Ultimamente só se fala em proibir o Jogo do Tigrinho e impedir influencers de divulgá-lo. O governo não tem condições de alcançar esse intento por falta de recursos e porque não irá convencer as pessoas a pararem de apostar no simpático felino de temática chinesa. Em artigo para o Lei em Campo, o advogado Rafael Marchetti Marcondes indaga se ele deve ser banido ou permitido e responde: “O Brasil tem de regulamentar o iGaming” e com isso fiscalizar o jogo para que o RTP prometido seja cumprido.

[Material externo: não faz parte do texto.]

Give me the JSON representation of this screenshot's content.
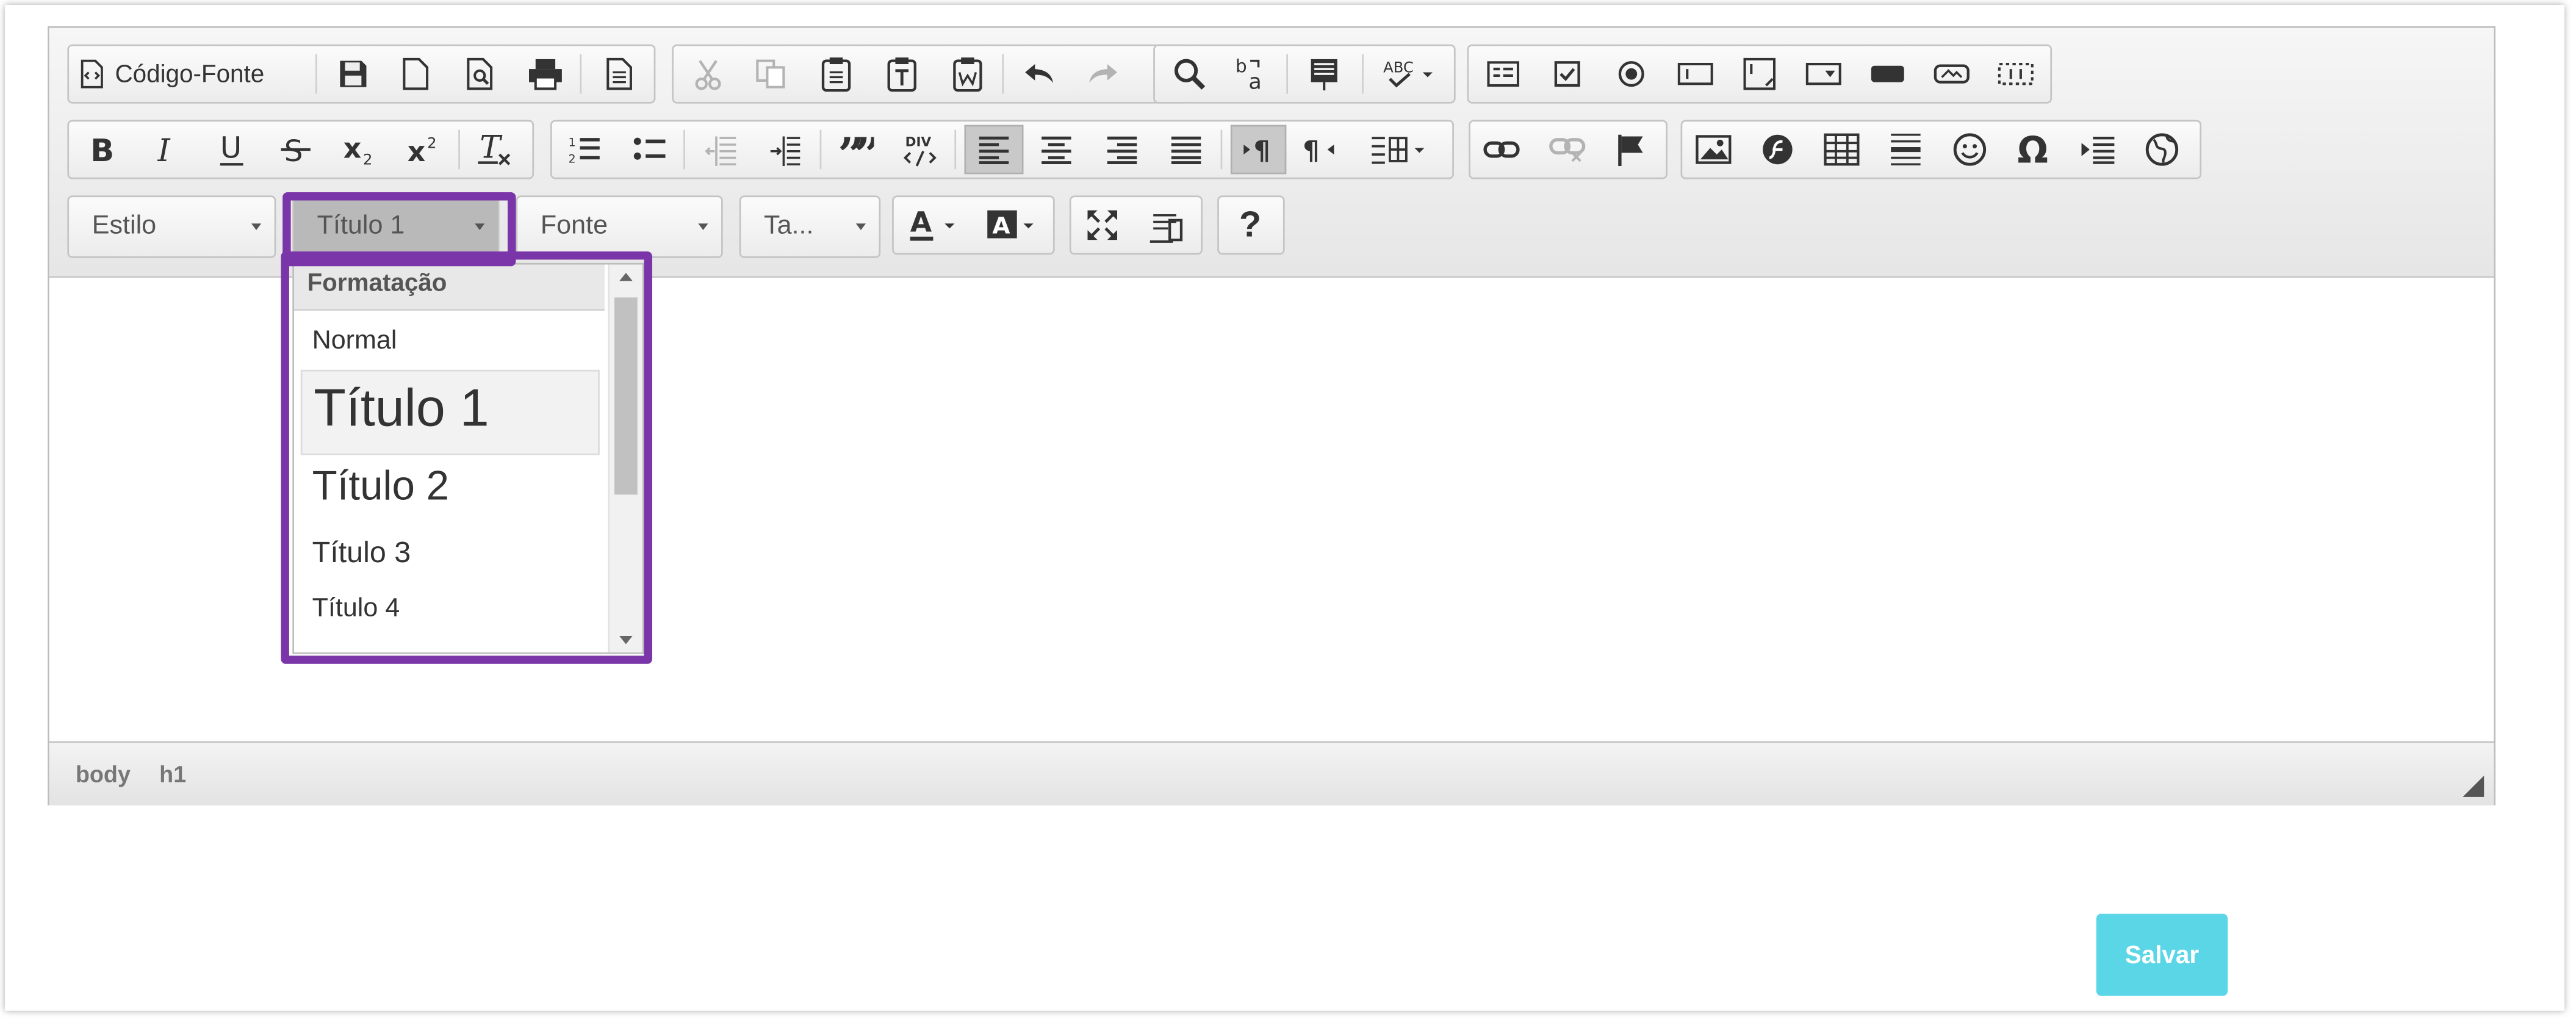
{
  "toolbar": {
    "source_label": "Código-Fonte",
    "ellipsis_text": "…",
    "combos": {
      "style": "Estilo",
      "format": "Título 1",
      "font": "Fonte",
      "size": "Ta..."
    },
    "help_label": "?"
  },
  "format_dropdown": {
    "header": "Formatação",
    "items": [
      "Normal",
      "Título 1",
      "Título 2",
      "Título 3",
      "Título 4"
    ],
    "selected": "Título 1"
  },
  "statusbar": {
    "path": [
      "body",
      "h1"
    ]
  },
  "actions": {
    "save_label": "Salvar"
  },
  "colors": {
    "highlight": "#7a35a8",
    "save_button": "#5bd6e6"
  },
  "icons": [
    "source-icon",
    "save-icon",
    "new-page-icon",
    "preview-icon",
    "print-icon",
    "templates-icon",
    "cut-icon",
    "copy-icon",
    "paste-icon",
    "paste-text-icon",
    "paste-word-icon",
    "undo-icon",
    "redo-icon",
    "find-icon",
    "replace-icon",
    "select-all-icon",
    "spellcheck-icon",
    "form-icon",
    "checkbox-icon",
    "radio-icon",
    "textfield-icon",
    "textarea-icon",
    "select-icon",
    "button-icon",
    "image-button-icon",
    "hidden-field-icon",
    "bold-icon",
    "italic-icon",
    "underline-icon",
    "strike-icon",
    "subscript-icon",
    "superscript-icon",
    "remove-format-icon",
    "numbered-list-icon",
    "bulleted-list-icon",
    "outdent-icon",
    "indent-icon",
    "blockquote-icon",
    "div-icon",
    "align-left-icon",
    "align-center-icon",
    "align-right-icon",
    "justify-icon",
    "ltr-icon",
    "rtl-icon",
    "language-icon",
    "link-icon",
    "unlink-icon",
    "anchor-icon",
    "image-icon",
    "flash-icon",
    "table-icon",
    "horizontal-rule-icon",
    "smiley-icon",
    "special-char-icon",
    "page-break-icon",
    "iframe-icon",
    "text-color-icon",
    "background-color-icon",
    "maximize-icon",
    "show-blocks-icon",
    "help-icon"
  ]
}
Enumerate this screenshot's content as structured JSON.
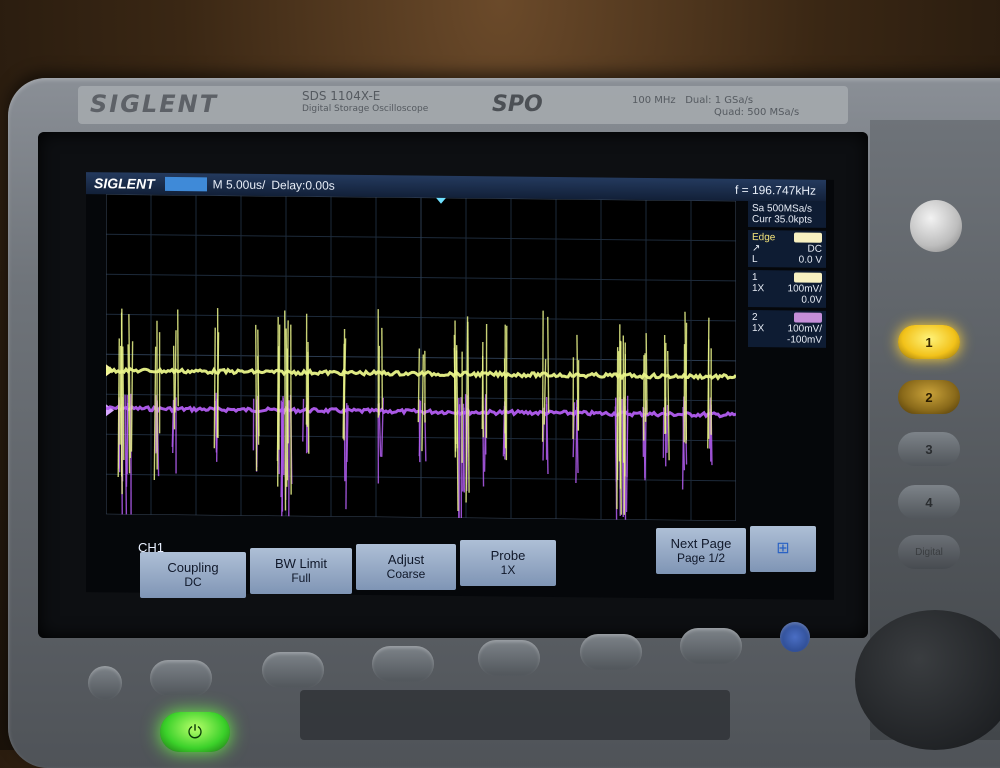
{
  "device": {
    "brand": "SIGLENT",
    "model": "SDS 1104X-E",
    "model_sub": "Digital Storage Oscilloscope",
    "series_logo": "SPO",
    "bandwidth": "100 MHz",
    "sample_dual": "Dual: 1 GSa/s",
    "sample_quad": "Quad: 500 MSa/s"
  },
  "status": {
    "logo": "SIGLENT",
    "timebase": "M 5.00us/",
    "delay": "Delay:0.00s",
    "frequency": "f = 196.747kHz"
  },
  "acquisition": {
    "sample_rate": "Sa 500MSa/s",
    "memory": "Curr 35.0kpts"
  },
  "trigger": {
    "label": "Edge",
    "coupling": "DC",
    "source": "L",
    "level": "0.0 V"
  },
  "channels": [
    {
      "num": "1",
      "probe": "1X",
      "scale": "100mV/",
      "offset": "0.0V",
      "color": "#eaf58a"
    },
    {
      "num": "2",
      "probe": "1X",
      "scale": "100mV/",
      "offset": "-100mV",
      "color": "#b25df0"
    }
  ],
  "menu": {
    "title": "CH1",
    "keys": [
      {
        "line1": "Coupling",
        "line2": "DC"
      },
      {
        "line1": "BW Limit",
        "line2": "Full"
      },
      {
        "line1": "Adjust",
        "line2": "Coarse"
      },
      {
        "line1": "Probe",
        "line2": "1X"
      },
      {
        "line1": "Next Page",
        "line2": "Page 1/2"
      }
    ]
  },
  "side_buttons": [
    "1",
    "2",
    "3",
    "4"
  ],
  "side_label": "Digital"
}
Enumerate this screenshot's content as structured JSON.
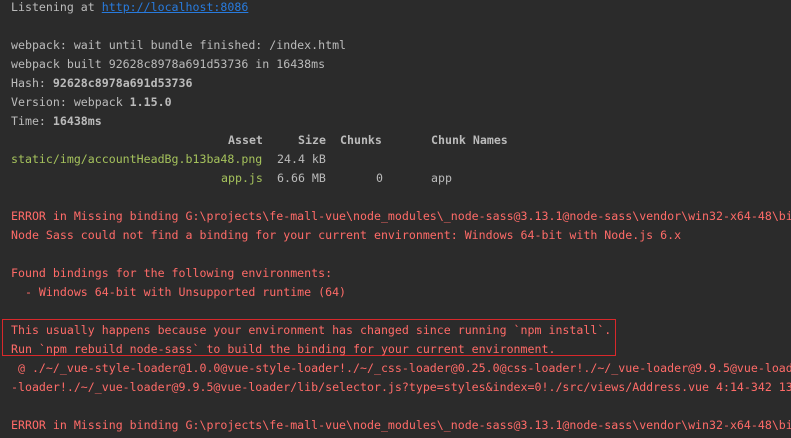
{
  "console": {
    "listen_prefix": "Listening at ",
    "listen_url": "http://localhost:8086",
    "wait_line": "webpack: wait until bundle finished: /index.html",
    "built_line": "webpack built 92628c8978a691d53736 in 16438ms",
    "hash_label": "Hash: ",
    "hash_value": "92628c8978a691d53736",
    "version_label": "Version: webpack ",
    "version_value": "1.15.0",
    "time_label": "Time: ",
    "time_value": "16438ms",
    "asset_table": {
      "headers": {
        "asset": "Asset",
        "size": "Size",
        "chunks": "Chunks",
        "chunk_names": "Chunk Names"
      },
      "rows": [
        {
          "asset": "static/img/accountHeadBg.b13ba48.png",
          "size": "24.4 kB",
          "chunks": "",
          "chunk_names": ""
        },
        {
          "asset": "app.js",
          "size": "6.66 MB",
          "chunks": "0",
          "chunk_names": "app"
        }
      ]
    },
    "error1": "ERROR in Missing binding G:\\projects\\fe-mall-vue\\node_modules\\_node-sass@3.13.1@node-sass\\vendor\\win32-x64-48\\bi",
    "error_detail": "Node Sass could not find a binding for your current environment: Windows 64-bit with Node.js 6.x",
    "found_bindings": "Found bindings for the following environments:",
    "binding_item": "  - Windows 64-bit with Unsupported runtime (64)",
    "hint_line1": "This usually happens because your environment has changed since running `npm install`.",
    "hint_line2": "Run `npm rebuild node-sass` to build the binding for your current environment.",
    "loader_line1": " @ ./~/_vue-style-loader@1.0.0@vue-style-loader!./~/_css-loader@0.25.0@css-loader!./~/_vue-loader@9.9.5@vue-load",
    "loader_line2": "-loader!./~/_vue-loader@9.9.5@vue-loader/lib/selector.js?type=styles&index=0!./src/views/Address.vue 4:14-342 13",
    "error2": "ERROR in Missing binding G:\\projects\\fe-mall-vue\\node_modules\\_node-sass@3.13.1@node-sass\\vendor\\win32-x64-48\\bi"
  },
  "colors": {
    "background": "#2b2b2b",
    "text": "#bbbbbb",
    "link": "#287bde",
    "asset_green": "#a5c25c",
    "error_red": "#ff6b68",
    "box_border": "#d9282b"
  }
}
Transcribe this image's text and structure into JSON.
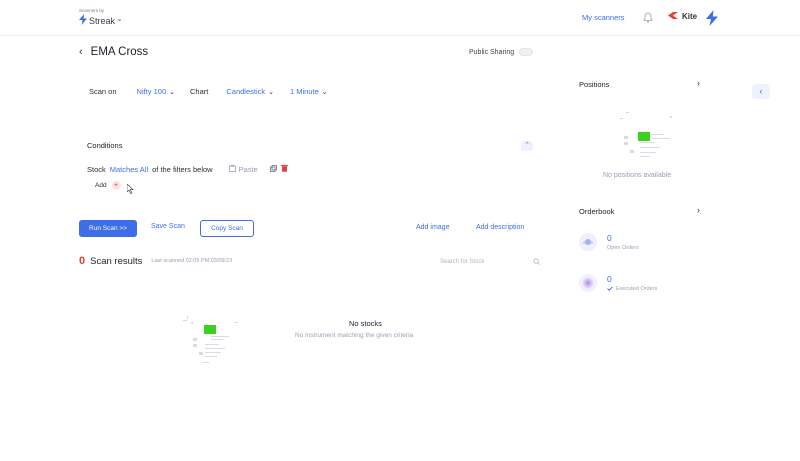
{
  "header": {
    "scanners_by": "Scanners by",
    "brand_name": "Streak",
    "trademark": "™",
    "my_scanners": "My scanners",
    "kite_label": "Kite"
  },
  "scan": {
    "title": "EMA Cross",
    "public_sharing_label": "Public Sharing",
    "scan_on_label": "Scan on",
    "scan_on_value": "Nifty 100",
    "chart_label": "Chart",
    "chart_type": "Candlestick",
    "interval": "1 Minute"
  },
  "conditions": {
    "title": "Conditions",
    "stock_label": "Stock",
    "match_value": "Matches All",
    "of_filters": "of the filters below",
    "paste_label": "Paste",
    "add_label": "Add"
  },
  "actions": {
    "run_scan": "Run Scan >>",
    "save_scan": "Save Scan",
    "copy_scan": "Copy Scan",
    "add_image": "Add image",
    "add_description": "Add description"
  },
  "results": {
    "count": "0",
    "title": "Scan results",
    "last_scan": "Last scanned 02:05 PM 03/09/23",
    "search_placeholder": "Search for Stock",
    "empty_title": "No stocks",
    "empty_subtitle": "No instrument matching the given criteria"
  },
  "positions": {
    "title": "Positions",
    "empty_text": "No positions available"
  },
  "orderbook": {
    "title": "Orderbook",
    "open_count": "0",
    "open_label": "Open Orders",
    "executed_count": "0",
    "executed_label": "Executed Orders"
  },
  "colors": {
    "accent": "#3d6ee8",
    "danger": "#e0403a",
    "illustration_green": "#3ad11f"
  }
}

Nas últimas semanas só se fala no Jogo do Tigrinho. Enquanto personalidades divulgam irresponsavelmente o jogo como uma forma de se tornar milionário, de se alcançar o sucesso, ou um meio de ascensão social, diariamente são noticiados golpes gigantescos que levam milhares de pessoas a perdas financeiras de difícil reparação. Para atrair jogadores, as celebridades fazem de tudo, posam com carrões importados, em mansões, exibem maços de dinheiro e tudo o que se pode imaginar em termos de ostentação. Até onde isso vai chegar?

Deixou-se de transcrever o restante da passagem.